Да! Маме позвонить. Представляю себе, как она там волнуется, никаких известий почти три недели, а у нее и день рождения завтра. Голова все это прекрасно понимает, но ноги никак не хотят поддерживать туловище и еще какая-то мерзкая тошнота. Фу! Как я ненавижу утро!
Катерок такой маленький, что его качает как скорлупку, даже страшно нести на его борт свою тошноту, вдруг запросится наружу из организма? Но, о, чудо! Мне стало настолько легче, что я даже пожалела, что не позавтракала. Как бы то ни было, а Шмульке придется подождать другого повода, чтобы отыграться на мне: качку я переношу прекрасно, а может прав составитель гороскопов и планета Нептун у меня просто полностью отработана.
Один мой знакомый сказал, что есть только Москва и Питер, а все остальные города — это Омск. Мало же он видел городов или глядел в их сущность, минуя внешние различия. Салехард — город на сваях, а вместо асфальта улица покрыта деревом. Хлеб здесь в четыре раза дороже, чем в нашем магазине, а по улицам ходят настоящие чукчи. Никогда не думала, что они такие, как в анекдотах про них рассказывают, но они подходят на улице, здороваются, задают детские вопросы. Ясно одно, цивилизация, как мы ее понимаем, ничего хорошего им не дала. У них и так все было, что надо для счастья, и олени, и тундра, и много-много снега, а продавать им водку — все равно, что спаивать детей. Жили они себе, такие "гадкие лебеди" счастливо, а тут мы со своей культурой. Прежде, чем другим нести счастье, надо самим хотя бы немного приблизиться к пониманию того, что это такое.
Мама так обрадовалась, что я только теперь поняла, как далеко от нее уехала.
-Доченька, я так рада, что у вас все хорошо, я так горжусь тобой, что ты такая смелая, я бы ни за что не решилась...— мама чуть не плачет в трубку.
А я бы не решилась ребенка рожать от моего отца. Разные все-таки у нас понятия о смелости. Впервые сталкиваюсь с тем, что такое междугородний телефон.
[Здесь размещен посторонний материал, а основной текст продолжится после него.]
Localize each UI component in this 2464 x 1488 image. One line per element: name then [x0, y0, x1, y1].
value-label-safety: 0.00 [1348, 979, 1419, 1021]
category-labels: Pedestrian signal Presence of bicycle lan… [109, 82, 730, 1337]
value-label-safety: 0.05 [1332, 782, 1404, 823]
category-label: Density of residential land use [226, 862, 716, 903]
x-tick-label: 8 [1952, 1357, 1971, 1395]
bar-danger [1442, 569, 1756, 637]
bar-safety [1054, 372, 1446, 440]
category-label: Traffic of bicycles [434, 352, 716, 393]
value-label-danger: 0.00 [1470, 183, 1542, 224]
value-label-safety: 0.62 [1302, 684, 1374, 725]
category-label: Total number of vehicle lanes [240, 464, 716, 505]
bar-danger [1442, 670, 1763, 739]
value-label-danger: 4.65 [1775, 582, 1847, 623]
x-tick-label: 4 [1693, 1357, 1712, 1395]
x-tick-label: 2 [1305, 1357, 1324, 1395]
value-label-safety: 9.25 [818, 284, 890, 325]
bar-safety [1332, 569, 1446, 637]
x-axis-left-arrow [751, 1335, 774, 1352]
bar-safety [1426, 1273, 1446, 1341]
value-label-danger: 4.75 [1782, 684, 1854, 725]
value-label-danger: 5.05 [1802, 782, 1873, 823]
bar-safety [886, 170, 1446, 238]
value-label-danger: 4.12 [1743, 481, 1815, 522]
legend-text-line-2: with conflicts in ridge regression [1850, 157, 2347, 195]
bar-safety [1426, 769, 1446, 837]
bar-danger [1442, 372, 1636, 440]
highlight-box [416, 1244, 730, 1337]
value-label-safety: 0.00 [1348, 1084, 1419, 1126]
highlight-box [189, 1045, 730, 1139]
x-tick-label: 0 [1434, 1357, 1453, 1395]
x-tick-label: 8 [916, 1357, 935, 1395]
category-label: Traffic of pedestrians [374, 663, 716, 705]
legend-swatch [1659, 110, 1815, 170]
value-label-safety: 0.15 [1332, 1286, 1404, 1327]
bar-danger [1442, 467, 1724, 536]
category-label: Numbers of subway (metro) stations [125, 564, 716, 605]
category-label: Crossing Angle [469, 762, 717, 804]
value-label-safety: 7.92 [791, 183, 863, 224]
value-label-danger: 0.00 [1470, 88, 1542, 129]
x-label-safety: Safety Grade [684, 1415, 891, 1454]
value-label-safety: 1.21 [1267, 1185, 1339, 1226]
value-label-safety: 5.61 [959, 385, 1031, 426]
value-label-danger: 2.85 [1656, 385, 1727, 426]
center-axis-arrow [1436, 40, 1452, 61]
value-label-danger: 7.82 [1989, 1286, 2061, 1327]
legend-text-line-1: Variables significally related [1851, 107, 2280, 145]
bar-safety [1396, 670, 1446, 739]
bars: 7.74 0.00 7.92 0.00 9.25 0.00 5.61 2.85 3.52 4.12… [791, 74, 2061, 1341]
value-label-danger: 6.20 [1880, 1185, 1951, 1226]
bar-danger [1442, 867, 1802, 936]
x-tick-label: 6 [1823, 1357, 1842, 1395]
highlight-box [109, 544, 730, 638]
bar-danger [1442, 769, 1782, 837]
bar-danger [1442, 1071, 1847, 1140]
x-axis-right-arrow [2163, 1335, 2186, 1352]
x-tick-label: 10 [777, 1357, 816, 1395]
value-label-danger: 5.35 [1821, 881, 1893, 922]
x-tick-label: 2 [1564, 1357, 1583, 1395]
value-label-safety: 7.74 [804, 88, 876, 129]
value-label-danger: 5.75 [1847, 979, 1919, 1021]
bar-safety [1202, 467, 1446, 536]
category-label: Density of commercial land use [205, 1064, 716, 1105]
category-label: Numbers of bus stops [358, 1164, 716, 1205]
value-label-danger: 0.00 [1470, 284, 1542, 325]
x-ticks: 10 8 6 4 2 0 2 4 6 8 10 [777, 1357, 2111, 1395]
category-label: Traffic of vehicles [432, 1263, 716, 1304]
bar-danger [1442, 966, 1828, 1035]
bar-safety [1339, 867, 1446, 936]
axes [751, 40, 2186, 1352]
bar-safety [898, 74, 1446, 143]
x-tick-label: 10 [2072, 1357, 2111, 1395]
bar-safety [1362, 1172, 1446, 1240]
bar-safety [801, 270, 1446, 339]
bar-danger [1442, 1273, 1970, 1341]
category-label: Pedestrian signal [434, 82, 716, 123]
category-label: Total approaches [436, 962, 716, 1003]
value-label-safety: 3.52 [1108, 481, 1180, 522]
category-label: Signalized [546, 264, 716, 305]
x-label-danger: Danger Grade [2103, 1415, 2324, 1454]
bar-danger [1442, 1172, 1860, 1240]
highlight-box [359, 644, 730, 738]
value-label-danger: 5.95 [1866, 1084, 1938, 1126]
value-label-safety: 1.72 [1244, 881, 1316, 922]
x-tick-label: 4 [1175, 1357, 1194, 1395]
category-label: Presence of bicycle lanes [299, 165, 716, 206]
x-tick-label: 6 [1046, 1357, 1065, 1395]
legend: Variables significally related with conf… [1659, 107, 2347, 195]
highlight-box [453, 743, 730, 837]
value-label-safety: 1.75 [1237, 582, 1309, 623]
За такие минуты важного не скажешь, а глупости говорить — накладно.
-Мам, я письмо тебе напишу, — почему-то я тоже готова расплакаться. — я тебя люблю.
Иду одна по незнакомому городу, так приятно, что никого знакомого встретить не смогу, наслаждаюсь своей печалью, вспоминаю глупые стихи по поводу:
Та хочется любви, покоя
Наверно это с перепоя.
А навстречу наши. Ледокольня команда сошла на берег, ищет приключений. Тоже идут звонить, а потом, конечно, в ресторан "Три чума".
Я долго жду Эдвардаса на вокзале, ко мне подсаживается бабушка-чукча.
-Здрассте! — она смотрит на меня открыто и радостно.
-Здравствуйте, — при всей моей симпатии я все равно не умею так смотреть, лет с пяти, а может и раньше.
-Мне...(она произносит какое-то название деревни, куда собирается плыть с катером), а тебе куда?
-А мне на судно.
-Так куда идти-то мне? — доверчиво спрашивает старушка. Ее плоское лицо не выражает ни усталости, ни раздражения, только сплошное любопытство.
Я провожаю старушку до справочного и облегченно возвращаюсь в свою скорлупу. Появляется Эдвардас.
Родная каюта встречает нас запахом рыбы: у двери стоит целый мешок, источая запах, появляется сосед боцман Коля.
-Юля, это тебе с плавмагазина передали, они ушли, пока вас не было.
Вот что называется разошлись как в море корабли. В мешке лучшая северная рыба, деликатес под названием муксун. Представлен в трех вариантах, сырой, соленый и копченый. Отношу все на камбуз.
На самом деле мое путешествие начинается с этого самого места, потому что все, что было до этого — детский лепет по сравнению с морем. Море. Это то, ради чего стоит жить. Если вы боитесь грозы, плотно закрываете шторы и избегаете порывов ветра, то море, конечно не для вас. Море — это стихия. Когда ты ощущаешь себя ее частью, тебе уже нечего бояться. Гроза — не просто гром и молнии с дождем. Это внезапный вакуум, быстрая темнота и ожидание, и, наконец, то, чего человечеству не удалось испортить за все время своего существования: стихия и очищение, сладковатый арбузный запах и пустота. Людей в грозу нет. Стоишь на балконе, раскинув руки, втягивая носом неожиданно ставший чистым воздух, и радостно понимаешь: в природе генеральная уборка.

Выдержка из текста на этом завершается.